L’IMPERSCRUTABILE FRETTA DI CRESCERE

 

La prima volta che ho avvicinato il concetto di smalto per le unghie fu alla Standa. Un’idea di quanto tempo sia passato vi arriva a missile direttamente dal nome di questi supermercati che se non sapete cosa sono levatevi di torno.

Alla cassa ci arrivavo appena, stringevo un flaconcino di vernice iridescente, perché allora era di moda così. La cassiera mi guarda armeggiare coi miei pezzetti da mille, poi mi liquefà in un improvviso: «Ma non sarà mica per te?!»
«No, è per mia sorella…», le mani sminuzzate di vergogna sul banco.

Ed era vero, era per mia sorella. Ma restava l’offesa imperdonabile di esser stata considerata troppo piccola. E non tanto perché questo era in apparente disaccordo col pitturarsi le unghie, quanto perché

ero affetta dalla sindrome del «dimostri meno degli anni che hai».

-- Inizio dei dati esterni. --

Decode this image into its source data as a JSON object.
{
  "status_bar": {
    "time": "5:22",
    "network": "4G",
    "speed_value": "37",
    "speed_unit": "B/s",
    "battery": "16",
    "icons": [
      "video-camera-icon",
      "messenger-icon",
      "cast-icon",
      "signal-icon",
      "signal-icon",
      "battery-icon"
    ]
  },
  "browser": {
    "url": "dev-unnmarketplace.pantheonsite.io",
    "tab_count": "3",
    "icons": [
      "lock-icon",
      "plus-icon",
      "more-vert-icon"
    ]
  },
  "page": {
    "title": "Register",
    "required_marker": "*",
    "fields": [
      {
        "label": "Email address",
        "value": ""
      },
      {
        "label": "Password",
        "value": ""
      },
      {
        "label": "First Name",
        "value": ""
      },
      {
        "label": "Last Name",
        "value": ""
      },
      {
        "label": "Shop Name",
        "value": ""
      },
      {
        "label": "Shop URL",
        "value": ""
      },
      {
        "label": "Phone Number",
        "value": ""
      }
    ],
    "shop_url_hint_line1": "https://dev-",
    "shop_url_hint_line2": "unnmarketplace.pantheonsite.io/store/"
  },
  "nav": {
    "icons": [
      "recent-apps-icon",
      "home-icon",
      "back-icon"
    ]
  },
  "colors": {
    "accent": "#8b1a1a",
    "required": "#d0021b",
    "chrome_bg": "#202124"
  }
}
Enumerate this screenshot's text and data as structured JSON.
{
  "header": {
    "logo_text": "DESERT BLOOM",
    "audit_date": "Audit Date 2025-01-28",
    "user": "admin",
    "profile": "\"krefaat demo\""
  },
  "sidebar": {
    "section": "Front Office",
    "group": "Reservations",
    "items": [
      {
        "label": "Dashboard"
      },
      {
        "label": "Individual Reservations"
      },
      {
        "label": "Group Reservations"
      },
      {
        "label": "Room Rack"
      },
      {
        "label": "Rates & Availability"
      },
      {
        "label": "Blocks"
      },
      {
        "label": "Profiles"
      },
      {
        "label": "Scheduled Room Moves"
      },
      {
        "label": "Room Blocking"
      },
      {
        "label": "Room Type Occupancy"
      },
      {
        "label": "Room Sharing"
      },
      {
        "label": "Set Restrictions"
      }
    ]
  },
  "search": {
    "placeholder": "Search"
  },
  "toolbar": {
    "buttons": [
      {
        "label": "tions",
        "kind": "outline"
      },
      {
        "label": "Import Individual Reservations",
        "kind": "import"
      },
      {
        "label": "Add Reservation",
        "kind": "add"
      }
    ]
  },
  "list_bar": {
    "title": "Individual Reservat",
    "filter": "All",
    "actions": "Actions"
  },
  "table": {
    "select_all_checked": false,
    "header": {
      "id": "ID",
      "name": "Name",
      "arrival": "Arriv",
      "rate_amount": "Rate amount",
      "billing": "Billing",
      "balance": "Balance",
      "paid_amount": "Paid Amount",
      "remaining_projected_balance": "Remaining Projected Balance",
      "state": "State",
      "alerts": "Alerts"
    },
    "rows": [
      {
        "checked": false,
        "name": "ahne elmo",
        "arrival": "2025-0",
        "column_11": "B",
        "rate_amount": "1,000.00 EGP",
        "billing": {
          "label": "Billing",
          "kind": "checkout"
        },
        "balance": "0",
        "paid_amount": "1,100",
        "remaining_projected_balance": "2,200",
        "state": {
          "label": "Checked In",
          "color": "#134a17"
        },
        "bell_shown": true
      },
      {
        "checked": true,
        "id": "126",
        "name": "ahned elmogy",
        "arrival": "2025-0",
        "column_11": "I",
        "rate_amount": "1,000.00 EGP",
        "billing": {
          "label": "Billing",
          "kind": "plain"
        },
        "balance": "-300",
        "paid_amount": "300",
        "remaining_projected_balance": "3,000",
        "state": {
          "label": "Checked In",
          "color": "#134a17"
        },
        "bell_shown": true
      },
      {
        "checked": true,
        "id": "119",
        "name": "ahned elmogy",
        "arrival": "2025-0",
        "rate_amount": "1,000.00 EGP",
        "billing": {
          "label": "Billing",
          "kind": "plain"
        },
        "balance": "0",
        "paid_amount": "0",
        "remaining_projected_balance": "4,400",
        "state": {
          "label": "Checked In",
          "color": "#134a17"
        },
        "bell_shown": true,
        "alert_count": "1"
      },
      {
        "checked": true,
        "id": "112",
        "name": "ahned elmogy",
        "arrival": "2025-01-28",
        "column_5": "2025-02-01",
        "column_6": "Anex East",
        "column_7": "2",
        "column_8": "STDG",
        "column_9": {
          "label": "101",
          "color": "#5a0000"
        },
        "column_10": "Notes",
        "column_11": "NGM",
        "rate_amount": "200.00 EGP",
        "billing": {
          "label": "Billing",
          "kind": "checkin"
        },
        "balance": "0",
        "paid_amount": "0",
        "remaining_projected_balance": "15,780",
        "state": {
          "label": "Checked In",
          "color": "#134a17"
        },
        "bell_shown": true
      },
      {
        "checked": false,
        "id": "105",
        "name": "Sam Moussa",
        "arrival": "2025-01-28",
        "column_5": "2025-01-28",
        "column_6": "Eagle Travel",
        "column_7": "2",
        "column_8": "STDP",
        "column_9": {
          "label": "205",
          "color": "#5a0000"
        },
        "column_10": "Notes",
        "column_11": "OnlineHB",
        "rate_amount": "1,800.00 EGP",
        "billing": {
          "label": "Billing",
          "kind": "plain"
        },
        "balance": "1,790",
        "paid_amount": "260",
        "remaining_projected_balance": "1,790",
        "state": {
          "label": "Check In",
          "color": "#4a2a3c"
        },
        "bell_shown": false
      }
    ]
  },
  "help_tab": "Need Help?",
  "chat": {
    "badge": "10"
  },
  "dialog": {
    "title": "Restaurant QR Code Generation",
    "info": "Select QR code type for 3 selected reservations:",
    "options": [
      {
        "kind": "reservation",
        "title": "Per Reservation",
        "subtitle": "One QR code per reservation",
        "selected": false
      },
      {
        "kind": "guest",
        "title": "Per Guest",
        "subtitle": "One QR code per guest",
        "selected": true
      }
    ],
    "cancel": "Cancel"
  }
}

Menarca tardivo, tette tardive (le sto ancora aspettando), lentiggini, capelli naturalissimi, nel senso di «lunghi e che scendono», l’apoteosi del non-interventismo da fanciullina collegiale. Cerchietto a suggellare. Nei tempi più bui della mia adolescenza però li tagliai e il peggio che riuscii a guadagnarmi fu quella volta al parco giochi in Alto Adige, quell’essere adulto di sesso probabilmente femminile che m’intimò di spostarmi dalla giostra girevole, insomma uno di quei tornelli che tutti i bambini si siedono e poi girano il volante al centro e la ruota impazza e non si sa come ma non vomita nessuno.

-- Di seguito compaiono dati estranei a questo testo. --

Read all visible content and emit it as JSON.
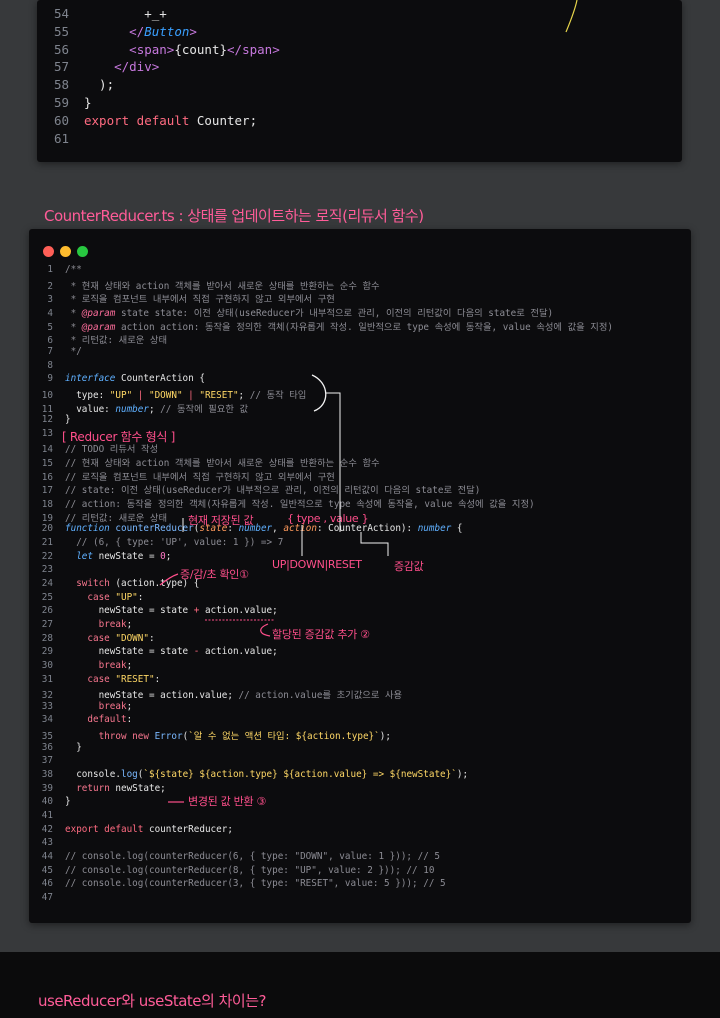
{
  "top_code": {
    "lines": [
      {
        "n": "54",
        "parts": [
          {
            "t": "        ",
            "c": "c-txt"
          },
          {
            "t": "+_+",
            "c": "c-txt"
          }
        ]
      },
      {
        "n": "55",
        "parts": [
          {
            "t": "      </",
            "c": "c-tag"
          },
          {
            "t": "Button",
            "c": "c-comp"
          },
          {
            "t": ">",
            "c": "c-tag"
          }
        ]
      },
      {
        "n": "56",
        "parts": [
          {
            "t": "      <",
            "c": "c-tag"
          },
          {
            "t": "span",
            "c": "c-tag"
          },
          {
            "t": ">",
            "c": "c-tag"
          },
          {
            "t": "{count}",
            "c": "c-txt"
          },
          {
            "t": "</",
            "c": "c-tag"
          },
          {
            "t": "span",
            "c": "c-tag"
          },
          {
            "t": ">",
            "c": "c-tag"
          }
        ]
      },
      {
        "n": "57",
        "parts": [
          {
            "t": "    </",
            "c": "c-tag"
          },
          {
            "t": "div",
            "c": "c-tag"
          },
          {
            "t": ">",
            "c": "c-tag"
          }
        ]
      },
      {
        "n": "58",
        "parts": [
          {
            "t": "  );",
            "c": "c-txt"
          }
        ]
      },
      {
        "n": "59",
        "parts": [
          {
            "t": "}",
            "c": "c-txt"
          }
        ]
      },
      {
        "n": "60",
        "parts": [
          {
            "t": "export default",
            "c": "c-kw"
          },
          {
            "t": " Counter;",
            "c": "c-txt"
          }
        ]
      },
      {
        "n": "61",
        "parts": []
      }
    ]
  },
  "section_title": "CounterReducer.ts : 상태를 업데이트하는 로직(리듀서 함수)",
  "main_code": {
    "lines": [
      {
        "n": "1",
        "parts": [
          {
            "t": "/**",
            "c": "c-cmt"
          }
        ]
      },
      {
        "n": "2",
        "parts": [
          {
            "t": " * 현재 상태와 action 객체를 받아서 새로운 상태를 반환하는 순수 함수",
            "c": "c-cmt"
          }
        ]
      },
      {
        "n": "3",
        "parts": [
          {
            "t": " * 로직을 컴포넌트 내부에서 직접 구현하지 않고 외부에서 구현",
            "c": "c-cmt"
          }
        ]
      },
      {
        "n": "4",
        "parts": [
          {
            "t": " * ",
            "c": "c-cmt"
          },
          {
            "t": "@param",
            "c": "c-doc"
          },
          {
            "t": " state state: 이전 상태(useReducer가 내부적으로 관리, 이전의 리턴값이 다음의 state로 전달)",
            "c": "c-cmt"
          }
        ]
      },
      {
        "n": "5",
        "parts": [
          {
            "t": " * ",
            "c": "c-cmt"
          },
          {
            "t": "@param",
            "c": "c-doc"
          },
          {
            "t": " action action: 동작을 정의한 객체(자유롭게 작성. 일반적으로 type 속성에 동작을, value 속성에 값을 지정)",
            "c": "c-cmt"
          }
        ]
      },
      {
        "n": "6",
        "parts": [
          {
            "t": " * 리턴값: 새로운 상태",
            "c": "c-cmt"
          }
        ]
      },
      {
        "n": "7",
        "parts": [
          {
            "t": " */",
            "c": "c-cmt"
          }
        ]
      },
      {
        "n": "8",
        "parts": []
      },
      {
        "n": "9",
        "parts": [
          {
            "t": "interface",
            "c": "c-type"
          },
          {
            "t": " CounterAction {",
            "c": "c-txt"
          }
        ]
      },
      {
        "n": "10",
        "parts": [
          {
            "t": "  type: ",
            "c": "c-txt"
          },
          {
            "t": "\"UP\"",
            "c": "c-str"
          },
          {
            "t": " | ",
            "c": "c-kw"
          },
          {
            "t": "\"DOWN\"",
            "c": "c-str"
          },
          {
            "t": " | ",
            "c": "c-kw"
          },
          {
            "t": "\"RESET\"",
            "c": "c-str"
          },
          {
            "t": "; ",
            "c": "c-txt"
          },
          {
            "t": "// 동작 타입",
            "c": "c-cmt"
          }
        ]
      },
      {
        "n": "11",
        "parts": [
          {
            "t": "  value: ",
            "c": "c-txt"
          },
          {
            "t": "number",
            "c": "c-type"
          },
          {
            "t": "; ",
            "c": "c-txt"
          },
          {
            "t": "// 동작에 필요한 값",
            "c": "c-cmt"
          }
        ]
      },
      {
        "n": "12",
        "parts": [
          {
            "t": "}",
            "c": "c-txt"
          }
        ]
      },
      {
        "n": "13",
        "parts": []
      },
      {
        "n": "14",
        "parts": [
          {
            "t": "// TODO 리듀서 작성",
            "c": "c-cmt"
          }
        ]
      },
      {
        "n": "15",
        "parts": [
          {
            "t": "// 현재 상태와 action 객체를 받아서 새로운 상태를 반환하는 순수 함수",
            "c": "c-cmt"
          }
        ]
      },
      {
        "n": "16",
        "parts": [
          {
            "t": "// 로직을 컴포넌트 내부에서 직접 구현하지 않고 외부에서 구현",
            "c": "c-cmt"
          }
        ]
      },
      {
        "n": "17",
        "parts": [
          {
            "t": "// state: 이전 상태(useReducer가 내부적으로 관리, 이전의 리턴값이 다음의 state로 전달)",
            "c": "c-cmt"
          }
        ]
      },
      {
        "n": "18",
        "parts": [
          {
            "t": "// action: 동작을 정의한 객체(자유롭게 작성. 일반적으로 type 속성에 동작을, value 속성에 값을 지정)",
            "c": "c-cmt"
          }
        ]
      },
      {
        "n": "19",
        "parts": [
          {
            "t": "// 리턴값: 새로운 상태",
            "c": "c-cmt"
          }
        ]
      },
      {
        "n": "20",
        "parts": [
          {
            "t": "function",
            "c": "c-type"
          },
          {
            "t": " counterReducer",
            "c": "c-fn"
          },
          {
            "t": "(",
            "c": "c-txt"
          },
          {
            "t": "state",
            "c": "c-par"
          },
          {
            "t": ": ",
            "c": "c-txt"
          },
          {
            "t": "number",
            "c": "c-type"
          },
          {
            "t": ", ",
            "c": "c-txt"
          },
          {
            "t": "action",
            "c": "c-par"
          },
          {
            "t": ": CounterAction): ",
            "c": "c-txt"
          },
          {
            "t": "number",
            "c": "c-type"
          },
          {
            "t": " {",
            "c": "c-txt"
          }
        ]
      },
      {
        "n": "21",
        "parts": [
          {
            "t": "  // (6, { type: 'UP', value: 1 }) => 7",
            "c": "c-cmt"
          }
        ]
      },
      {
        "n": "22",
        "parts": [
          {
            "t": "  ",
            "c": "c-txt"
          },
          {
            "t": "let",
            "c": "c-type"
          },
          {
            "t": " newState = ",
            "c": "c-txt"
          },
          {
            "t": "0",
            "c": "c-num"
          },
          {
            "t": ";",
            "c": "c-txt"
          }
        ]
      },
      {
        "n": "23",
        "parts": []
      },
      {
        "n": "24",
        "parts": [
          {
            "t": "  ",
            "c": "c-txt"
          },
          {
            "t": "switch",
            "c": "c-ctl"
          },
          {
            "t": " (action.type) {",
            "c": "c-txt"
          }
        ]
      },
      {
        "n": "25",
        "parts": [
          {
            "t": "    ",
            "c": "c-txt"
          },
          {
            "t": "case",
            "c": "c-ctl"
          },
          {
            "t": " ",
            "c": "c-txt"
          },
          {
            "t": "\"UP\"",
            "c": "c-str"
          },
          {
            "t": ":",
            "c": "c-txt"
          }
        ]
      },
      {
        "n": "26",
        "parts": [
          {
            "t": "      newState = state ",
            "c": "c-txt"
          },
          {
            "t": "+",
            "c": "c-kw"
          },
          {
            "t": " action.value;",
            "c": "c-txt"
          }
        ]
      },
      {
        "n": "27",
        "parts": [
          {
            "t": "      ",
            "c": "c-txt"
          },
          {
            "t": "break",
            "c": "c-ctl"
          },
          {
            "t": ";",
            "c": "c-txt"
          }
        ]
      },
      {
        "n": "28",
        "parts": [
          {
            "t": "    ",
            "c": "c-txt"
          },
          {
            "t": "case",
            "c": "c-ctl"
          },
          {
            "t": " ",
            "c": "c-txt"
          },
          {
            "t": "\"DOWN\"",
            "c": "c-str"
          },
          {
            "t": ":",
            "c": "c-txt"
          }
        ]
      },
      {
        "n": "29",
        "parts": [
          {
            "t": "      newState = state ",
            "c": "c-txt"
          },
          {
            "t": "-",
            "c": "c-kw"
          },
          {
            "t": " action.value;",
            "c": "c-txt"
          }
        ]
      },
      {
        "n": "30",
        "parts": [
          {
            "t": "      ",
            "c": "c-txt"
          },
          {
            "t": "break",
            "c": "c-ctl"
          },
          {
            "t": ";",
            "c": "c-txt"
          }
        ]
      },
      {
        "n": "31",
        "parts": [
          {
            "t": "    ",
            "c": "c-txt"
          },
          {
            "t": "case",
            "c": "c-ctl"
          },
          {
            "t": " ",
            "c": "c-txt"
          },
          {
            "t": "\"RESET\"",
            "c": "c-str"
          },
          {
            "t": ":",
            "c": "c-txt"
          }
        ]
      },
      {
        "n": "32",
        "parts": [
          {
            "t": "      newState = action.value; ",
            "c": "c-txt"
          },
          {
            "t": "// action.value를 초기값으로 사용",
            "c": "c-cmt"
          }
        ]
      },
      {
        "n": "33",
        "parts": [
          {
            "t": "      ",
            "c": "c-txt"
          },
          {
            "t": "break",
            "c": "c-ctl"
          },
          {
            "t": ";",
            "c": "c-txt"
          }
        ]
      },
      {
        "n": "34",
        "parts": [
          {
            "t": "    ",
            "c": "c-txt"
          },
          {
            "t": "default",
            "c": "c-ctl"
          },
          {
            "t": ":",
            "c": "c-txt"
          }
        ]
      },
      {
        "n": "35",
        "parts": [
          {
            "t": "      ",
            "c": "c-txt"
          },
          {
            "t": "throw new",
            "c": "c-ctl"
          },
          {
            "t": " ",
            "c": "c-txt"
          },
          {
            "t": "Error",
            "c": "c-fn"
          },
          {
            "t": "(",
            "c": "c-txt"
          },
          {
            "t": "`알 수 없는 액션 타입: ${action.type}`",
            "c": "c-str"
          },
          {
            "t": ");",
            "c": "c-txt"
          }
        ]
      },
      {
        "n": "36",
        "parts": [
          {
            "t": "  }",
            "c": "c-txt"
          }
        ]
      },
      {
        "n": "37",
        "parts": []
      },
      {
        "n": "38",
        "parts": [
          {
            "t": "  console.",
            "c": "c-txt"
          },
          {
            "t": "log",
            "c": "c-fn"
          },
          {
            "t": "(",
            "c": "c-txt"
          },
          {
            "t": "`${state} ${action.type} ${action.value} => ${newState}`",
            "c": "c-str"
          },
          {
            "t": ");",
            "c": "c-txt"
          }
        ]
      },
      {
        "n": "39",
        "parts": [
          {
            "t": "  ",
            "c": "c-txt"
          },
          {
            "t": "return",
            "c": "c-ctl"
          },
          {
            "t": " newState;",
            "c": "c-txt"
          }
        ]
      },
      {
        "n": "40",
        "parts": [
          {
            "t": "}",
            "c": "c-txt"
          }
        ]
      },
      {
        "n": "41",
        "parts": []
      },
      {
        "n": "42",
        "parts": [
          {
            "t": "export default",
            "c": "c-kw"
          },
          {
            "t": " counterReducer;",
            "c": "c-txt"
          }
        ]
      },
      {
        "n": "43",
        "parts": []
      },
      {
        "n": "44",
        "parts": [
          {
            "t": "// console.log(counterReducer(6, { type: \"DOWN\", value: 1 })); // 5",
            "c": "c-cmt"
          }
        ]
      },
      {
        "n": "45",
        "parts": [
          {
            "t": "// console.log(counterReducer(8, { type: \"UP\", value: 2 })); // 10",
            "c": "c-cmt"
          }
        ]
      },
      {
        "n": "46",
        "parts": [
          {
            "t": "// console.log(counterReducer(3, { type: \"RESET\", value: 5 })); // 5",
            "c": "c-cmt"
          }
        ]
      },
      {
        "n": "47",
        "parts": []
      }
    ]
  },
  "annotations": {
    "reducer_label": "[ Reducer 함수 형식 ]",
    "current_value": "현재 저장된 값",
    "type_value": "{ type , value }",
    "up_down_reset": "UP|DOWN|RESET",
    "amount": "증감값",
    "check": "증/감/초 확인①",
    "add_amount": "할당된 증감값 추가 ②",
    "return_changed": "변경된 값 반환 ③"
  },
  "bottom_note": "useReducer와 useState의 차이는?",
  "colors": {
    "traffic_red": "#ff5f57",
    "traffic_yellow": "#febc2e",
    "traffic_green": "#28c840",
    "annotation_pink": "#ff4f8b"
  }
}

Comunque mi si avvicina e mi dice «bambino, levati».

Come per lo smalto, il gibollo psicologico, anzi la frattura scomposta del mio animo, certo non fu per la forzata mobilitazione del mio agile corpo: ero sottostimata di età. E pure maschio.

Fu allora che per la prima volta pensai che tutto sommato le madri erano una specie umana di merda. Almeno coi figli degli altri.

Come per molte altre cose gli inizi furono timidi, uno smalto rosa tenue, uno trasparente. Lo stesso di certi reggiseni che acquistavo invariabilmente privi di pizzo e virginali per non accusare sensi di colpa riflessi dalla mia madre interiore (faccio notare che stavo per digitare inferiore: non so se nel senso delle parti basse o di livello di stima).

Lo smalto rosso è una scoperta quasi recente, data dall’allineamento d’età con quella cassiera che forse non è nemmeno più viva. È vero, confermo, il rosso è da signora. Quello che non sapevo è che fa evidentemente parte della naturale evoluzione della donna smaltarsi di quella tinta a una certa età. Ed è altrettanto spaventoso averla raggiunta, quell’età.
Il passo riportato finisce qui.